I got a litte problem understanding conceptually the structure of a random writing program (that takes input in form of a text file) and uses the Markov algorithm to create a somewhat sensible output.
So the data structure i am using is to use cases ranging from 0-10. Where at case 0: I count the number a letter/symbol or digit appears and base my new text on this to simulate the input. I have already implemented this by using an Map type that holds each unique letter in the input text and a array of how many there are in the text. So I can simply ask for the size of the array for the specific letter and create output text easy like this.
But now I Need to create case1/2/3 and so on… case 1 also holds what letter is most likely to appear after any letter aswell. Do i need to create 10 seperate arrays for these cases, or are there an easier way?
There are a lot of ways to model this.

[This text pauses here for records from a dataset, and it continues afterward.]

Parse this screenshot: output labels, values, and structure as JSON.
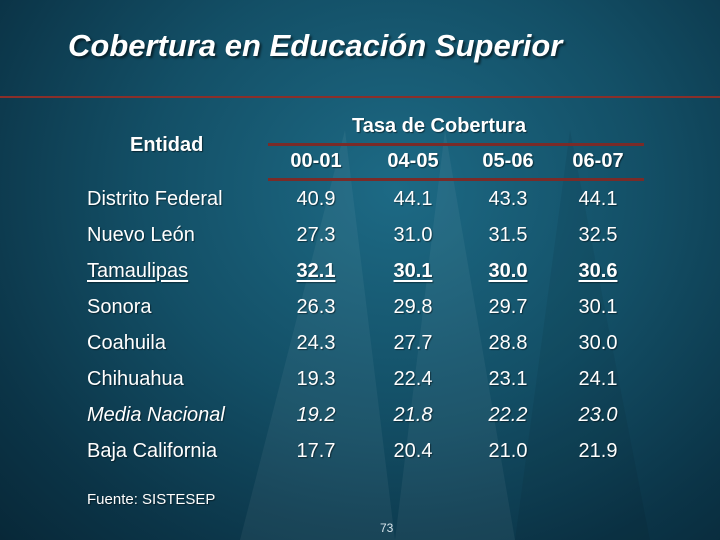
{
  "title": "Cobertura en Educación Superior",
  "table": {
    "entity_header": "Entidad",
    "rate_header": "Tasa de Cobertura",
    "years": [
      "00-01",
      "04-05",
      "05-06",
      "06-07"
    ],
    "rows": [
      {
        "name": "Distrito Federal",
        "values": [
          "40.9",
          "44.1",
          "43.3",
          "44.1"
        ]
      },
      {
        "name": "Nuevo León",
        "values": [
          "27.3",
          "31.0",
          "31.5",
          "32.5"
        ]
      },
      {
        "name": "Tamaulipas",
        "values": [
          "32.1",
          "30.1",
          "30.0",
          "30.6"
        ]
      },
      {
        "name": "Sonora",
        "values": [
          "26.3",
          "29.8",
          "29.7",
          "30.1"
        ]
      },
      {
        "name": "Coahuila",
        "values": [
          "24.3",
          "27.7",
          "28.8",
          "30.0"
        ]
      },
      {
        "name": "Chihuahua",
        "values": [
          "19.3",
          "22.4",
          "23.1",
          "24.1"
        ]
      },
      {
        "name": "Media Nacional",
        "values": [
          "19.2",
          "21.8",
          "22.2",
          "23.0"
        ]
      },
      {
        "name": "Baja California",
        "values": [
          "17.7",
          "20.4",
          "21.0",
          "21.9"
        ]
      }
    ]
  },
  "source": "Fuente: SISTESEP",
  "page_number": "73",
  "colors": {
    "background": "#134f66",
    "accent_rule": "#7a2b28",
    "text": "#ffffff"
  }
}
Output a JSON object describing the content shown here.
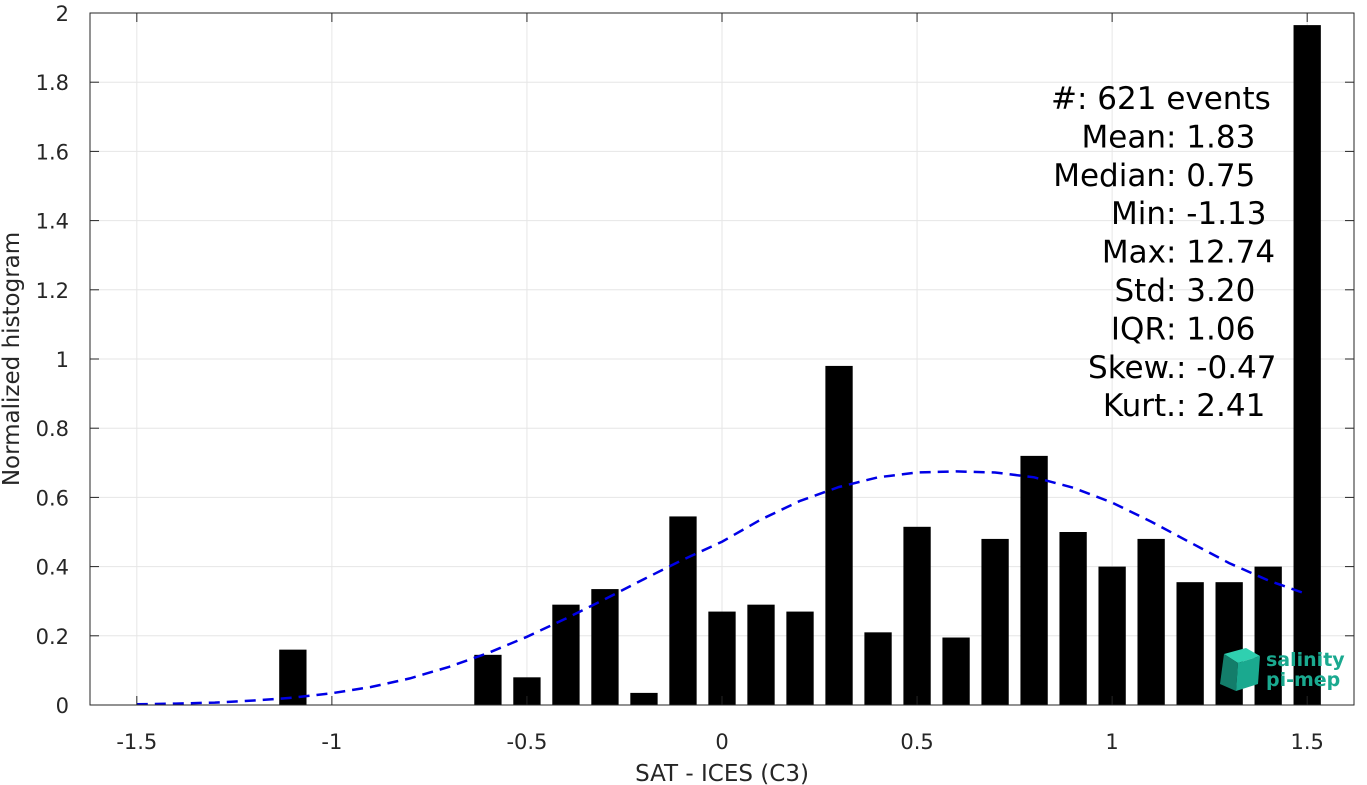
{
  "chart_data": {
    "type": "bar",
    "xlabel": "SAT - ICES (C3)",
    "ylabel": "Normalized histogram",
    "xlim": [
      -1.62,
      1.62
    ],
    "ylim": [
      0,
      2
    ],
    "x_ticks": [
      -1.5,
      -1,
      -0.5,
      0,
      0.5,
      1,
      1.5
    ],
    "x_tick_labels": [
      "-1.5",
      "-1",
      "-0.5",
      "0",
      "0.5",
      "1",
      "1.5"
    ],
    "y_ticks": [
      0,
      0.2,
      0.4,
      0.6,
      0.8,
      1,
      1.2,
      1.4,
      1.6,
      1.8,
      2
    ],
    "y_tick_labels": [
      "0",
      "0.2",
      "0.4",
      "0.6",
      "0.8",
      "1",
      "1.2",
      "1.4",
      "1.6",
      "1.8",
      "2"
    ],
    "grid": true,
    "bar_width": 0.07,
    "bar_color": "#000000",
    "bars": {
      "x": [
        -1.1,
        -0.6,
        -0.5,
        -0.4,
        -0.3,
        -0.2,
        -0.1,
        0.0,
        0.1,
        0.2,
        0.3,
        0.4,
        0.5,
        0.6,
        0.7,
        0.8,
        0.9,
        1.0,
        1.1,
        1.2,
        1.3,
        1.4,
        1.5
      ],
      "values": [
        0.16,
        0.145,
        0.08,
        0.29,
        0.335,
        0.035,
        0.545,
        0.27,
        0.29,
        0.27,
        0.98,
        0.21,
        0.515,
        0.195,
        0.48,
        0.72,
        0.5,
        0.4,
        0.48,
        0.355,
        0.355,
        0.4,
        1.965
      ]
    },
    "fit_curve": {
      "style": "dashed",
      "color": "#0000e6",
      "x": [
        -1.5,
        -1.4,
        -1.3,
        -1.2,
        -1.1,
        -1.0,
        -0.9,
        -0.8,
        -0.7,
        -0.6,
        -0.5,
        -0.4,
        -0.3,
        -0.2,
        -0.1,
        0.0,
        0.1,
        0.2,
        0.3,
        0.4,
        0.5,
        0.6,
        0.7,
        0.8,
        0.9,
        1.0,
        1.1,
        1.2,
        1.3,
        1.4,
        1.5
      ],
      "y": [
        0.002,
        0.004,
        0.007,
        0.013,
        0.021,
        0.034,
        0.052,
        0.077,
        0.11,
        0.15,
        0.197,
        0.25,
        0.306,
        0.364,
        0.42,
        0.472,
        0.536,
        0.59,
        0.63,
        0.658,
        0.672,
        0.675,
        0.672,
        0.658,
        0.628,
        0.585,
        0.53,
        0.47,
        0.41,
        0.36,
        0.32
      ]
    },
    "stats": [
      {
        "label": "#  ",
        "value": ": 621 events"
      },
      {
        "label": "Mean ",
        "value": ": 1.83"
      },
      {
        "label": "Median ",
        "value": ": 0.75"
      },
      {
        "label": "Min ",
        "value": ": -1.13"
      },
      {
        "label": "Max ",
        "value": ": 12.74"
      },
      {
        "label": "Std ",
        "value": ": 3.20"
      },
      {
        "label": "IQR ",
        "value": ": 1.06"
      },
      {
        "label": "Skew. ",
        "value": ": -0.47"
      },
      {
        "label": "Kurt. ",
        "value": ": 2.41"
      }
    ]
  },
  "logo": {
    "line1": "salinity",
    "line2": "pi-mep",
    "color": "#1aa98f"
  }
}
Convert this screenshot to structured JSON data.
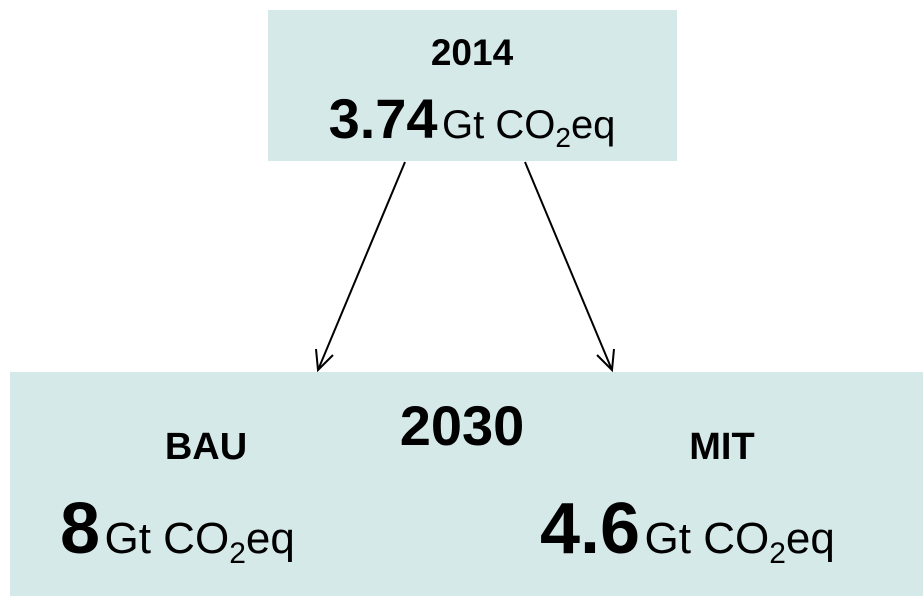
{
  "nodes": [
    {
      "label": "2014",
      "value": "3.74",
      "unit": {
        "text": "Gt CO",
        "subscript": "2",
        "suffix": "eq"
      }
    },
    {
      "label": "2030",
      "scenarios": [
        {
          "label": "BAU",
          "value": "8",
          "unit": {
            "text": "Gt CO",
            "subscript": "2",
            "suffix": "eq"
          }
        },
        {
          "label": "MIT",
          "value": "4.6",
          "unit": {
            "text": "Gt CO",
            "subscript": "2",
            "suffix": "eq"
          }
        }
      ]
    }
  ]
}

One approach is as you describe, with an multi-dimensional array where each index is the following character in the chain and the final result is the count.
Then to randomly generate names you would count the number of total outcomes for a given character (ex: 2 outcomes for ‘p’ in the previous example) and pick a weighted random number for one of the possible outcomes.
For smaller sizes (say up to 4 characters) that should work fine. For anything larger you may start to run into memory issues since (assuming you’re using A-Z) 26^N entries for an N-length chain.
I wrote something like a couple of years ago. I think I used random pages from Wikipedia to for seed data to generate the weights.